Review your trading plan in detail, looking for major flaws that are aggravating the loss cycle. It might feel good to blame the 2008 market for your failure to make money -- we all do that at times. But in reality, that's just an excuse that blinds you to the real reasons for your dwindling capital.

Reality Check

Drawdown periods can force traders to experience a level of impotence that can be very frightening. Many discover their profits came during a period during which everyone else was making money. They finally realize those happier times induced ego gratification and a false belief that they had become genuine market players.

This wakeup call has two common outcomes. First, it forces marginal traders to wash out of the markets and move on to safer hobbies. Second, it motivates serious-minded traders to discover how the markets really work and what it takes to survive in all types of environments, good and bad.
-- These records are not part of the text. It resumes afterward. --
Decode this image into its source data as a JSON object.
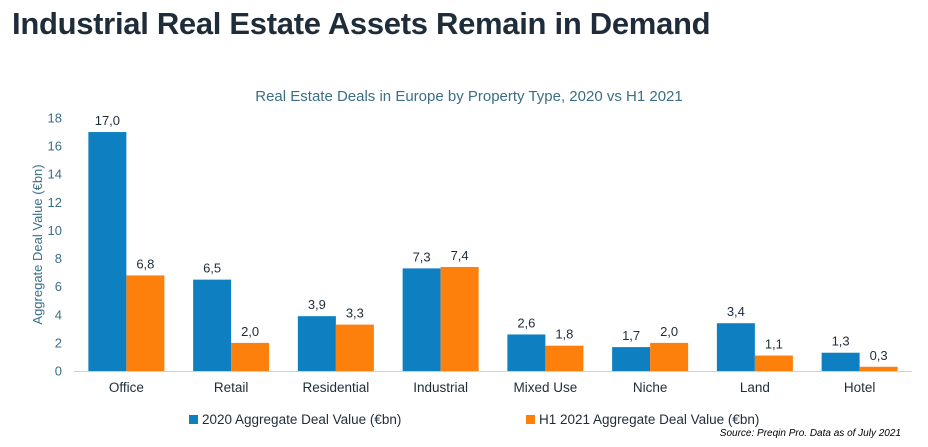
{
  "page": {
    "title": "Industrial Real Estate Assets Remain in Demand",
    "source": "Source: Preqin Pro. Data as of July 2021"
  },
  "colors": {
    "series_2020": "#0e80c1",
    "series_h1_2021": "#fd7f0c",
    "text_teal": "#3a6f85",
    "text_dark": "#1f2d3a",
    "axis_line": "#d0d0d0"
  },
  "chart_data": {
    "type": "bar",
    "title": "Real Estate Deals in Europe by Property Type, 2020 vs H1 2021",
    "xlabel": "",
    "ylabel": "Aggregate Deal Value (€bn)",
    "ylim": [
      0,
      18
    ],
    "yticks": [
      0,
      2,
      4,
      6,
      8,
      10,
      12,
      14,
      16,
      18
    ],
    "grid": false,
    "legend": "bottom",
    "categories": [
      "Office",
      "Retail",
      "Residential",
      "Industrial",
      "Mixed Use",
      "Niche",
      "Land",
      "Hotel"
    ],
    "series": [
      {
        "name": "2020 Aggregate Deal Value (€bn)",
        "values": [
          17.0,
          6.5,
          3.9,
          7.3,
          2.6,
          1.7,
          3.4,
          1.3
        ],
        "labels": [
          "17,0",
          "6,5",
          "3,9",
          "7,3",
          "2,6",
          "1,7",
          "3,4",
          "1,3"
        ]
      },
      {
        "name": "H1 2021 Aggregate Deal Value (€bn)",
        "values": [
          6.8,
          2.0,
          3.3,
          7.4,
          1.8,
          2.0,
          1.1,
          0.3
        ],
        "labels": [
          "6,8",
          "2,0",
          "3,3",
          "7,4",
          "1,8",
          "2,0",
          "1,1",
          "0,3"
        ]
      }
    ]
  }
}
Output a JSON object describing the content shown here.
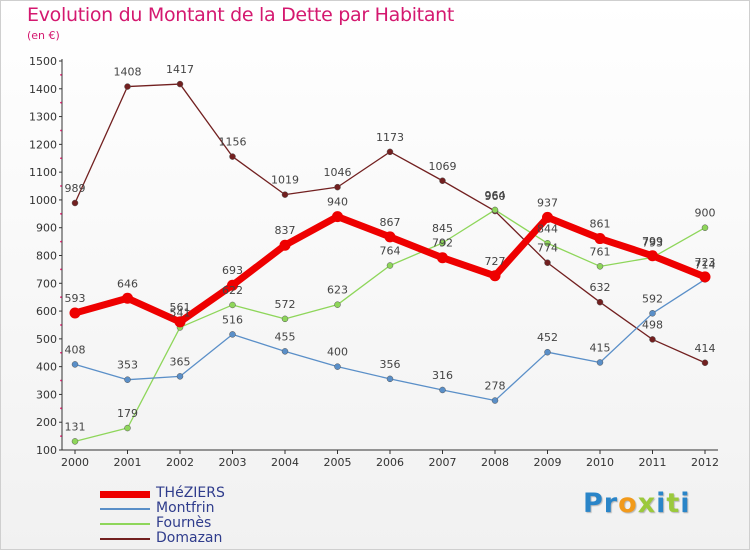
{
  "header": {
    "title": "Evolution du Montant de la Dette par Habitant",
    "subtitle": "(en €)"
  },
  "chart_data": {
    "type": "line",
    "title": "Evolution du Montant de la Dette par Habitant",
    "ylabel": "(en €)",
    "xlabel": "",
    "x": [
      "2000",
      "2001",
      "2002",
      "2003",
      "2004",
      "2005",
      "2006",
      "2007",
      "2008",
      "2009",
      "2010",
      "2011",
      "2012"
    ],
    "yticks": [
      100,
      200,
      300,
      400,
      500,
      600,
      700,
      800,
      900,
      1000,
      1100,
      1200,
      1300,
      1400,
      1500
    ],
    "ylim": [
      100,
      1500
    ],
    "grid": false,
    "legend_position": "bottom-left",
    "series": [
      {
        "name": "THéZIERS",
        "color": "#ee0000",
        "values": [
          593,
          646,
          561,
          693,
          837,
          940,
          867,
          792,
          727,
          937,
          861,
          799,
          723
        ]
      },
      {
        "name": "Montfrin",
        "color": "#5a8fc8",
        "values": [
          408,
          353,
          365,
          516,
          455,
          400,
          356,
          316,
          278,
          452,
          415,
          592,
          714
        ]
      },
      {
        "name": "Fournès",
        "color": "#8ed65a",
        "values": [
          131,
          179,
          541,
          622,
          572,
          623,
          764,
          845,
          964,
          844,
          761,
          793,
          900
        ]
      },
      {
        "name": "Domazan",
        "color": "#722020",
        "values": [
          989,
          1408,
          1417,
          1156,
          1019,
          1046,
          1173,
          1069,
          960,
          774,
          632,
          498,
          414
        ]
      }
    ]
  },
  "logo": {
    "letters": [
      "P",
      "r",
      "o",
      "x",
      "i",
      "t",
      "i"
    ],
    "colors": [
      "#2a85c8",
      "#2a85c8",
      "#f29a1b",
      "#9bc93c",
      "#2a85c8",
      "#9bc93c",
      "#2a85c8"
    ]
  }
}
Identify your "fail-safe" drawdown level early in your career. This is the maximum amount you're willing to lose before turning off your screen and walking away from the market. This hiatus need not be permanent. It's just a recognition that things have gone wrong and a period of self-analysis is needed before taking on new risks.

This vacation from the market lets traders examine personal issues that may be hidden in the heat of day-to-day battle. It also allows them to get to bedtime without fresh losses weighing on their minds. This simple abstinence often ends the drawdown cycle and fosters instant success when they finally return to the action.

The pain of a drawdown period will turn you into a more profitable trader if you listen closely and adapt quickly to its embedded messages. But the same pain can destroy your ambitions and capital if you choose to ignore the experience. It's really up to you: Do you want to fight the market, or do you want to make money?

The key difference between good traders and bad ones is how they turn their drawdowns into acts of personal power. We're all shocked to discover we're just mortals when the tables turn and we start to take big losses. But the experience exposes us to the truth serum we need to survive and prosper in the long term.